Hugh of Lincoln (c 1140-1200) was described by John Ruskin as “the most beautiful sacerdotal figure known to me in history”.
Yet Hugh possessed a peppery temperament, and showed little patience with far-fetched miracle stories. Rather, he combined fierce ascetic discipline with strong practical acumen, predominantly exercised on behalf of the poor.
He possessed at once the moral courage to confront kings Henry II, Richard I and John, and the charm to turn aside the royal wrath.
The youngest of three brothers, Hugh was born into an aristocratic family near Grenoble. When he was about 10, his mother died and his father decided to enter an Augustinian monastery, taking Hugh with him. The boy was professed as a canon at 15, and developed a reputation as a preacher. Seeking a sterner existence, however, at 23 he joined La Grande Chartreuse, north of Grenoble.

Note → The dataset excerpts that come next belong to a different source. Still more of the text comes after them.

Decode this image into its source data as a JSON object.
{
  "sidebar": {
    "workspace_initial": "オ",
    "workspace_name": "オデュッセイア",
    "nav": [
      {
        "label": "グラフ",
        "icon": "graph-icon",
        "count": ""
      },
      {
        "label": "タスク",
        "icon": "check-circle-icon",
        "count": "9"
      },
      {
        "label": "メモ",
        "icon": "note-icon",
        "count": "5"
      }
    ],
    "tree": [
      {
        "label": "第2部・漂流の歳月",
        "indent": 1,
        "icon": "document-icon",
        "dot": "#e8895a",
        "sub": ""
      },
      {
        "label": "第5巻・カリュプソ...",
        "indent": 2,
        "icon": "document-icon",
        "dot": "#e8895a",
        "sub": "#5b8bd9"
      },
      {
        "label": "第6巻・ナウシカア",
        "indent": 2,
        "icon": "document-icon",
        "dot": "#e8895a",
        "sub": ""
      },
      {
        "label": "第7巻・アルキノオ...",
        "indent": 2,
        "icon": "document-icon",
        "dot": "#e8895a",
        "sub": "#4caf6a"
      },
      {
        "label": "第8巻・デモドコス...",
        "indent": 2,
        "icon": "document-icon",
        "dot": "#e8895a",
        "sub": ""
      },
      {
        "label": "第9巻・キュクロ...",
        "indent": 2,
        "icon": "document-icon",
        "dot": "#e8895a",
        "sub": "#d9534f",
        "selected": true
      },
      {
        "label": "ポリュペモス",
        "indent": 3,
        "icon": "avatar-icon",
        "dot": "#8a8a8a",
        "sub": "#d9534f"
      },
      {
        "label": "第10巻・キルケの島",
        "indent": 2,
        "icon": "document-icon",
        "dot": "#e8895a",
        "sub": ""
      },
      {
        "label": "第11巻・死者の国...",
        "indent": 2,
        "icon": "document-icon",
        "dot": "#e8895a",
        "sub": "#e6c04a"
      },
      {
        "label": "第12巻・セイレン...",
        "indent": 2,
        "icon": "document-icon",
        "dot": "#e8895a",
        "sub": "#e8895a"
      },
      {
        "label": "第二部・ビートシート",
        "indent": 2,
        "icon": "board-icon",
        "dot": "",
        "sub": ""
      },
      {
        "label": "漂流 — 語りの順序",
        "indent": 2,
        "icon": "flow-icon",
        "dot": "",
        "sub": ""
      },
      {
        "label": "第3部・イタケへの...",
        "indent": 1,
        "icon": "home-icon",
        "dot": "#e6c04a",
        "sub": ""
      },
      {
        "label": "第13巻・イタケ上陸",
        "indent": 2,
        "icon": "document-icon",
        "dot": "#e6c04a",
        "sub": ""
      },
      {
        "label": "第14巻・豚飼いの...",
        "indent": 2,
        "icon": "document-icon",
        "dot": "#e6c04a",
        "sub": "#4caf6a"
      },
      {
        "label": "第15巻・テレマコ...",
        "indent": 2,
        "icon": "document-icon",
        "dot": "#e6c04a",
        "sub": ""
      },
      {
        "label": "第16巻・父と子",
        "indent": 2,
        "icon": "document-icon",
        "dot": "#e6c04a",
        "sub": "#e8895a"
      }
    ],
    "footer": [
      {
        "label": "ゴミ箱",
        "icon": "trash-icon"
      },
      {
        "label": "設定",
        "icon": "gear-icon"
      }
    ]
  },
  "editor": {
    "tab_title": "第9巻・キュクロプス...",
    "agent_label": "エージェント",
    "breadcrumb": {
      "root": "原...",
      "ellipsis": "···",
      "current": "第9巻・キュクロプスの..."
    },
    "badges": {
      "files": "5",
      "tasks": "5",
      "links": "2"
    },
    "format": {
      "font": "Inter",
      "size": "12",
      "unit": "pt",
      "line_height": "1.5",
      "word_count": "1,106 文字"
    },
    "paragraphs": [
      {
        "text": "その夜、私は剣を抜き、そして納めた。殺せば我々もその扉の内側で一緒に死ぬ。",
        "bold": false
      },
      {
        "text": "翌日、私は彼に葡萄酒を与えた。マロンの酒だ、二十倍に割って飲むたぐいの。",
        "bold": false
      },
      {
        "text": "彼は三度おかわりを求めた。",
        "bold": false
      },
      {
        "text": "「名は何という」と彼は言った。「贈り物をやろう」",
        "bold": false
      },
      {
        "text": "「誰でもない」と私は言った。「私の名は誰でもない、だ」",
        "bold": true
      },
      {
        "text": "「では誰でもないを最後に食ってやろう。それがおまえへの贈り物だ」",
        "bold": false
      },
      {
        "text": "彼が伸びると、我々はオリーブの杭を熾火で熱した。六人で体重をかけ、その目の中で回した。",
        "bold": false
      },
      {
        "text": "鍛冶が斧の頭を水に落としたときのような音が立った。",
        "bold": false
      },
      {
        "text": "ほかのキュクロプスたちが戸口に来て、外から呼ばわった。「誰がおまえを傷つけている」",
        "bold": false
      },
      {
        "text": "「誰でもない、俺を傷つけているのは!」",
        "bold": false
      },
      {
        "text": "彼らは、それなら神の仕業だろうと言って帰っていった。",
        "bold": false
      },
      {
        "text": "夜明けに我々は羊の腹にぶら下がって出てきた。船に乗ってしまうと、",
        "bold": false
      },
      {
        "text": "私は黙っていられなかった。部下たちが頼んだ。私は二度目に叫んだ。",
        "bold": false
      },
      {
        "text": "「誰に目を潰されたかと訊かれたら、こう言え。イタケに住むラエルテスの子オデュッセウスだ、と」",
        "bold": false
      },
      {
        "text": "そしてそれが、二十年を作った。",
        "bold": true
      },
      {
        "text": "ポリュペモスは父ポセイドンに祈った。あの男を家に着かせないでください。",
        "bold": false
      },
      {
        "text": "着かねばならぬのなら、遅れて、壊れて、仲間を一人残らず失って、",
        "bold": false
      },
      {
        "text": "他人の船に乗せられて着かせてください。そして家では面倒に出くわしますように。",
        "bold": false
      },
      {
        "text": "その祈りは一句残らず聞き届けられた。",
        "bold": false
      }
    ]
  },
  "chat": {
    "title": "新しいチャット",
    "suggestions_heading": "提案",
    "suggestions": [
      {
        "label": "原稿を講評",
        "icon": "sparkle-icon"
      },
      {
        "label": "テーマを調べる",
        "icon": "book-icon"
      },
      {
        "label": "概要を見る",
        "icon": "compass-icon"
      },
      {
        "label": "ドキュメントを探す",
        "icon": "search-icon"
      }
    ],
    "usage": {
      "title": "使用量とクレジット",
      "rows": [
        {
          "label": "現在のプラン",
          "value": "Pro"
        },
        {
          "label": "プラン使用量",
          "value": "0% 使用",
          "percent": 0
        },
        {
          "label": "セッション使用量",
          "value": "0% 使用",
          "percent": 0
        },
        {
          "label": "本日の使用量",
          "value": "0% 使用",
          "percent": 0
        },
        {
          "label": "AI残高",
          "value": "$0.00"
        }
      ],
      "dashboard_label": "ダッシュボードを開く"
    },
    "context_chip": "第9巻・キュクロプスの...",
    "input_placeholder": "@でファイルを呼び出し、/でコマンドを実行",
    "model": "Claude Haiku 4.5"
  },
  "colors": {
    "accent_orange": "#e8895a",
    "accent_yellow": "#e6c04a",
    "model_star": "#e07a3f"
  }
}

Subsequently he was appointed procurator of the monastery, responsible for looking after the lay brothers and visitors. It was work for which his warm nature was well suited so that even from that fastness his fame began to spread.
Meanwhile, King Henry II of England had determined to found three monasteries in penance for the murder of Thomas à Becket – a project he pursued with both reluctance and economy. Indeed, the Carthusian house which he founded at Witham in Somerset seemed likely to fail altogether until a French aristocrat suggested the appointment of Hugh as prior.
Arriving in 1179, Hugh immediately showed that he knew how to handle the volcanic monarch. Having used the King’s money to buy up some peasant holdings which had cluttered up the site, he disarmed Henry with bluff humour: “See, my lord, how I, a poor stranger, have enriched you in your own land with many houses.”
While Hugh never scrupled to rebuke the King in defence of the Church, the two men got along splendidly. Indeed, the false rumour began to spread that the prior was an illegitimate son of Henry.
Witham Abbey flourished and in 1186 the King arranged Hugh’s election as Bishop of Lincoln, the largest diocese in the country. Hugh discovered his cathedral damaged by an earthquake in 1185 and employed the brilliant French architect Geoffrey de Noyers to rebuild it.
The bishop never became expert in the English vernacular. Nevertheless, he travelled continually around his diocese, defending the poor and needy against the powerful and insolent.
“Fearless as a lion in any danger”, he excommunicated the King’s chief forester for his depredations, defended the Jews against mob fury, ate with lepers, and became the first person to dare to refuse a money grant directly demanded by the Crown.
In 1199 Hugh revisited the Grande Chartreuse but took ill on his return journey and died in London at the Temple.